Descriptive essay (Revised)

I’m not a female, but I dreamt of fish that night. How could a simple dream of fish falling from the sky affect the world that was about to collapse me spiritually and emotionally? The moment was one of such seriousness that it took minutes to tell me the news. I don’t know why I felt the need to brace myself, as if a pilot was about to land the plane of drought. My mother was sitting on her bed in her room; I was doing my homework when I heard my mother on the phone. At the time I did not care what and/or whom she was speaking to, up until I heard my cousins name called.

“OK Indigo, well, I . . .”

That was all I heard from my room before my mother shut her door. As I continued to do my homework, I thought of a couple times that Indigo and me had together. When we were kids playing “Def. jam fight for new york”, dressing up for Halloween and many more. Yet, I thought of what could be wrong to the point of my mother closing the door to block out the current conversation; I pondered this while finishing the last of my math questions. Then suddenly, I heard my mothers door creak open, not fully but wide enough to hear her mumble the words,

“Kaboni, Come here.”

I walked the 13 steps to my mother’s room, anxiously waiting for dreary news. As I stepped into her room, I noticed the smell of a recently lit Parliament cigarette, and the illusion of unhappiness. As I walked in the room, my mother sat on the lower left corner of her queen-sized bed, Indian position, and phone still in her ear. My mother had her face in one hand and her phone held on her ear by the other. As she looked up, I noticed an eerie look on her figure. The look on her face was of pure distraught and disappointment. She began to say,

“Promise not to,”

That is when an alarm went off in my head and I began to get scared for myself as well. She continued

“You know Indigo is almost 18 right? So, her choices are her choices, do you know that She has to live with what happened right?”

“Yea,” I started “but what’s going on?”

You could tell by the popping of smaller veins in her forehead that she was attempting to tell me the unbearable. At this moment, I recalled from my mind that Indigo was the child that had been through so much and still wound up on top. The child, who was abused and attacked on a daily basis, at home and on the streets, was the one who survived and became top of her class, the one who rose above the rest, the one who survived.  My mother collected herself and began to finish what she tried to speak about seconds ago. She repeated,

“KaBoni. Lord. Ok are you ready,” she said with teary eyes. “Indigo had a miscarriage,”

I was speechless. There were no words that could form in my never-ending mind of wows and wonders.  As stood in awe, the scenery around me seemed to enclose on my mentally lifeless body as I grasp the seriousness of the situation.

“The baby just decided to come out and they left her at the hospital, she had to push the baby herself.”

“But she was only Four months!” I extorted.

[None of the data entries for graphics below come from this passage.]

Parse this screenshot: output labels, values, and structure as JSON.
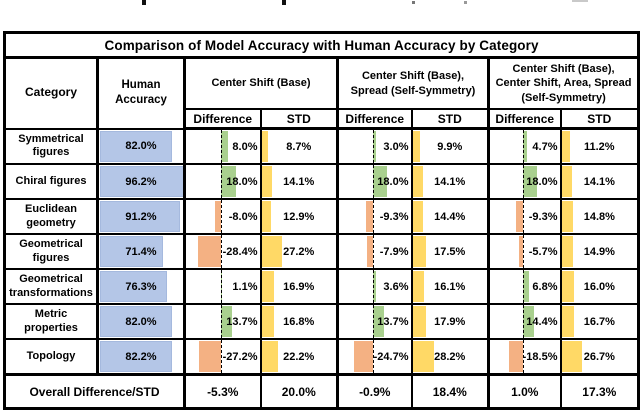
{
  "table": {
    "title": "Comparison of Model Accuracy with Human Accuracy by Category",
    "headers": {
      "category": "Category",
      "human_accuracy": "Human\nAccuracy",
      "groups": [
        {
          "label": "Center Shift (Base)"
        },
        {
          "label": "Center Shift (Base),\nSpread (Self-Symmetry)"
        },
        {
          "label": "Center Shift (Base),\nCenter Shift, Area, Spread\n(Self-Symmetry)"
        }
      ],
      "difference": "Difference",
      "std": "STD"
    },
    "rows": [
      {
        "category": "Symmetrical figures",
        "human": 82.0,
        "values": [
          8.0,
          8.7,
          3.0,
          9.9,
          4.7,
          11.2
        ]
      },
      {
        "category": "Chiral figures",
        "human": 96.2,
        "values": [
          18.0,
          14.1,
          18.0,
          14.1,
          18.0,
          14.1
        ]
      },
      {
        "category": "Euclidean geometry",
        "human": 91.2,
        "values": [
          -8.0,
          12.9,
          -9.3,
          14.4,
          -9.3,
          14.8
        ]
      },
      {
        "category": "Geometrical figures",
        "human": 71.4,
        "values": [
          -28.4,
          27.2,
          -7.9,
          17.5,
          -5.7,
          14.9
        ]
      },
      {
        "category": "Geometrical transformations",
        "human": 76.3,
        "values": [
          1.1,
          16.9,
          3.6,
          16.1,
          6.8,
          16.0
        ]
      },
      {
        "category": "Metric properties",
        "human": 82.0,
        "values": [
          13.7,
          16.8,
          13.7,
          17.9,
          14.4,
          16.7
        ]
      },
      {
        "category": "Topology",
        "human": 82.2,
        "values": [
          -27.2,
          22.2,
          -24.7,
          28.2,
          -18.5,
          26.7
        ]
      }
    ],
    "overall": {
      "label": "Overall Difference/STD",
      "values": [
        -5.3,
        20.0,
        -0.9,
        18.4,
        1.0,
        17.3
      ]
    }
  },
  "colors": {
    "human_bar": "#b4c6e7",
    "positive_bar": "#a9d08e",
    "negative_bar": "#f4b183",
    "std_bar": "#ffd966",
    "border": "#000000"
  }
}
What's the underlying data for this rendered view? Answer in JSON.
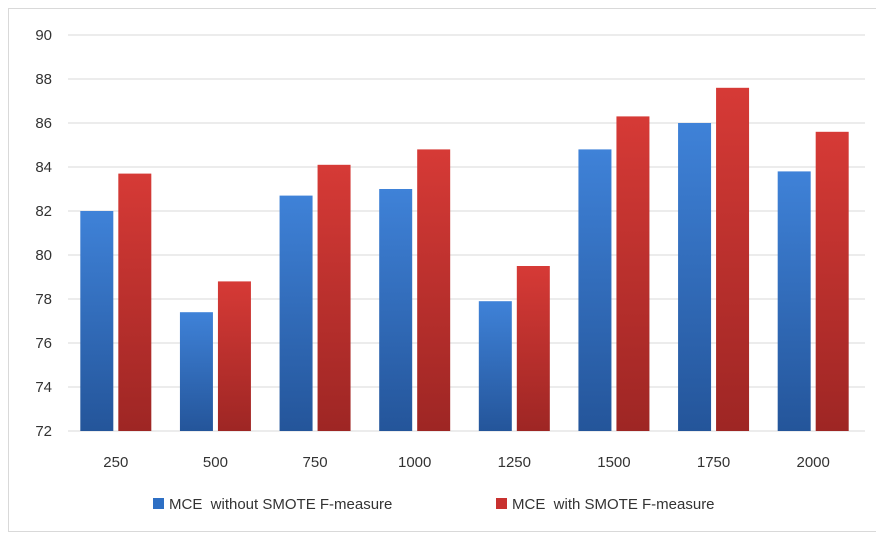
{
  "chart_data": {
    "type": "bar",
    "title": "",
    "xlabel": "",
    "ylabel": "",
    "categories": [
      "250",
      "500",
      "750",
      "1000",
      "1250",
      "1500",
      "1750",
      "2000"
    ],
    "series": [
      {
        "name": "MCE  without SMOTE F-measure",
        "color": "#2e6fc4",
        "values": [
          82.0,
          77.4,
          82.7,
          83.0,
          77.9,
          84.8,
          86.0,
          83.8
        ]
      },
      {
        "name": "MCE  with SMOTE F-measure",
        "color": "#c8312f",
        "values": [
          83.7,
          78.8,
          84.1,
          84.8,
          79.5,
          86.3,
          87.6,
          85.6
        ]
      }
    ],
    "ylim": [
      72,
      90
    ],
    "yticks": [
      72,
      74,
      76,
      78,
      80,
      82,
      84,
      86,
      88,
      90
    ],
    "grid": true,
    "legend_position": "bottom"
  }
}
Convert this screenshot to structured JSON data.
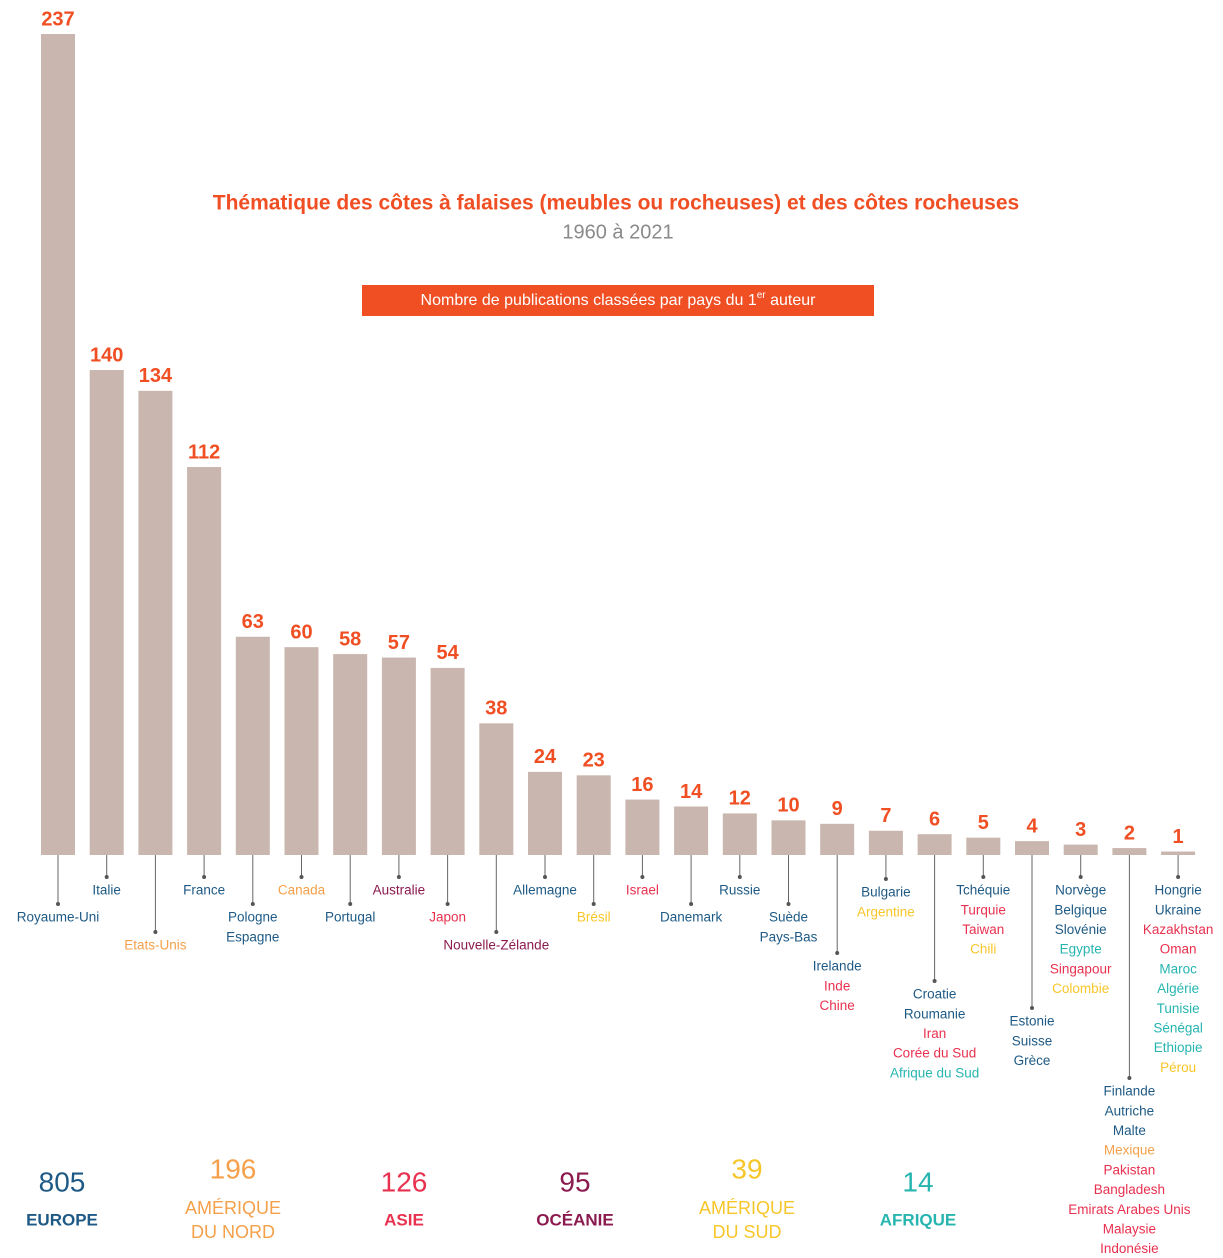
{
  "chart_data": {
    "type": "bar",
    "title": "Thématique des côtes à falaises (meubles ou rocheuses) et des côtes rocheuses",
    "subtitle": "1960 à 2021",
    "box_text": [
      "Nombre de publications classées par pays du 1",
      "er",
      " auteur"
    ],
    "bar_color": "#c9b6ae",
    "label_color": "#f04e23",
    "values": [
      237,
      140,
      134,
      112,
      63,
      60,
      58,
      57,
      54,
      38,
      24,
      23,
      16,
      14,
      12,
      10,
      9,
      7,
      6,
      5,
      4,
      3,
      2,
      1
    ],
    "countries": [
      [
        {
          "name": "Royaume-Uni",
          "color": "#1e5a85"
        }
      ],
      [
        {
          "name": "Italie",
          "color": "#1e5a85"
        }
      ],
      [
        {
          "name": "Etats-Unis",
          "color": "#f5a04a"
        }
      ],
      [
        {
          "name": "France",
          "color": "#1e5a85"
        }
      ],
      [
        {
          "name": "Pologne",
          "color": "#1e5a85"
        },
        {
          "name": "Espagne",
          "color": "#1e5a85"
        }
      ],
      [
        {
          "name": "Canada",
          "color": "#f5a04a"
        }
      ],
      [
        {
          "name": "Portugal",
          "color": "#1e5a85"
        }
      ],
      [
        {
          "name": "Australie",
          "color": "#8b1a4f"
        }
      ],
      [
        {
          "name": "Japon",
          "color": "#e8314f"
        }
      ],
      [
        {
          "name": "Nouvelle-Zélande",
          "color": "#8b1a4f"
        }
      ],
      [
        {
          "name": "Allemagne",
          "color": "#1e5a85"
        }
      ],
      [
        {
          "name": "Brésil",
          "color": "#f7c629"
        }
      ],
      [
        {
          "name": "Israel",
          "color": "#e8314f"
        }
      ],
      [
        {
          "name": "Danemark",
          "color": "#1e5a85"
        }
      ],
      [
        {
          "name": "Russie",
          "color": "#1e5a85"
        }
      ],
      [
        {
          "name": "Suède",
          "color": "#1e5a85"
        },
        {
          "name": "Pays-Bas",
          "color": "#1e5a85"
        }
      ],
      [
        {
          "name": "Irelande",
          "color": "#1e5a85"
        },
        {
          "name": "Inde",
          "color": "#e8314f"
        },
        {
          "name": "Chine",
          "color": "#e8314f"
        }
      ],
      [
        {
          "name": "Bulgarie",
          "color": "#1e5a85"
        },
        {
          "name": "Argentine",
          "color": "#f7c629"
        }
      ],
      [
        {
          "name": "Croatie",
          "color": "#1e5a85"
        },
        {
          "name": "Roumanie",
          "color": "#1e5a85"
        },
        {
          "name": "Iran",
          "color": "#e8314f"
        },
        {
          "name": "Corée du Sud",
          "color": "#e8314f"
        },
        {
          "name": "Afrique du Sud",
          "color": "#27b5b0"
        }
      ],
      [
        {
          "name": "Tchéquie",
          "color": "#1e5a85"
        },
        {
          "name": "Turquie",
          "color": "#e8314f"
        },
        {
          "name": "Taiwan",
          "color": "#e8314f"
        },
        {
          "name": "Chili",
          "color": "#f7c629"
        }
      ],
      [
        {
          "name": "Estonie",
          "color": "#1e5a85"
        },
        {
          "name": "Suisse",
          "color": "#1e5a85"
        },
        {
          "name": "Grèce",
          "color": "#1e5a85"
        }
      ],
      [
        {
          "name": "Norvège",
          "color": "#1e5a85"
        },
        {
          "name": "Belgique",
          "color": "#1e5a85"
        },
        {
          "name": "Slovénie",
          "color": "#1e5a85"
        },
        {
          "name": "Egypte",
          "color": "#27b5b0"
        },
        {
          "name": "Singapour",
          "color": "#e8314f"
        },
        {
          "name": "Colombie",
          "color": "#f7c629"
        }
      ],
      [
        {
          "name": "Finlande",
          "color": "#1e5a85"
        },
        {
          "name": "Autriche",
          "color": "#1e5a85"
        },
        {
          "name": "Malte",
          "color": "#1e5a85"
        },
        {
          "name": "Mexique",
          "color": "#f5a04a"
        },
        {
          "name": "Pakistan",
          "color": "#e8314f"
        },
        {
          "name": "Bangladesh",
          "color": "#e8314f"
        },
        {
          "name": "Emirats Arabes Unis",
          "color": "#e8314f"
        },
        {
          "name": "Malaysie",
          "color": "#e8314f"
        },
        {
          "name": "Indonésie",
          "color": "#e8314f"
        }
      ],
      [
        {
          "name": "Hongrie",
          "color": "#1e5a85"
        },
        {
          "name": "Ukraine",
          "color": "#1e5a85"
        },
        {
          "name": "Kazakhstan",
          "color": "#e8314f"
        },
        {
          "name": "Oman",
          "color": "#e8314f"
        },
        {
          "name": "Maroc",
          "color": "#27b5b0"
        },
        {
          "name": "Algérie",
          "color": "#27b5b0"
        },
        {
          "name": "Tunisie",
          "color": "#27b5b0"
        },
        {
          "name": "Sénégal",
          "color": "#27b5b0"
        },
        {
          "name": "Ethiopie",
          "color": "#27b5b0"
        },
        {
          "name": "Pérou",
          "color": "#f7c629"
        }
      ]
    ],
    "totals": [
      {
        "value": 805,
        "name_lines": [
          "EUROPE"
        ],
        "color": "#1e5a85"
      },
      {
        "value": 196,
        "name_lines": [
          "AMÉRIQUE",
          "DU NORD"
        ],
        "color": "#f5a04a"
      },
      {
        "value": 126,
        "name_lines": [
          "ASIE"
        ],
        "color": "#e8314f"
      },
      {
        "value": 95,
        "name_lines": [
          "OCÉANIE"
        ],
        "color": "#8b1a4f"
      },
      {
        "value": 39,
        "name_lines": [
          "AMÉRIQUE",
          "DU SUD"
        ],
        "color": "#f7c629"
      },
      {
        "value": 14,
        "name_lines": [
          "AFRIQUE"
        ],
        "color": "#27b5b0"
      }
    ]
  }
}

“I know but the baby came early and they do not know why. It was just very bad timing.”

I searched my brain for any clue or figure of a miscarriage: TV, movies or anything to help clear the picture that was missing the artist. There was none. The room was a depiction of darkness that reflected on the evil spirits upon my family. It was when my mother told me next that I realized how real the world was. She stated,

“ She got to hold the baby for an hour and a half before she died . . .”

In that moment, I realized that my child hood was none. I realized that my cousin lost her child because of staff that didn’t want to do their job. I realized that the world is actually an evil place. But in that moment, I decided to myself not to be swallowed whole by the spirits of Satan or the lust of Lucifer. I wanted to be better than the people that killed my cousin-to-be. At that moment, I decided to be what I was meant to be: a leader.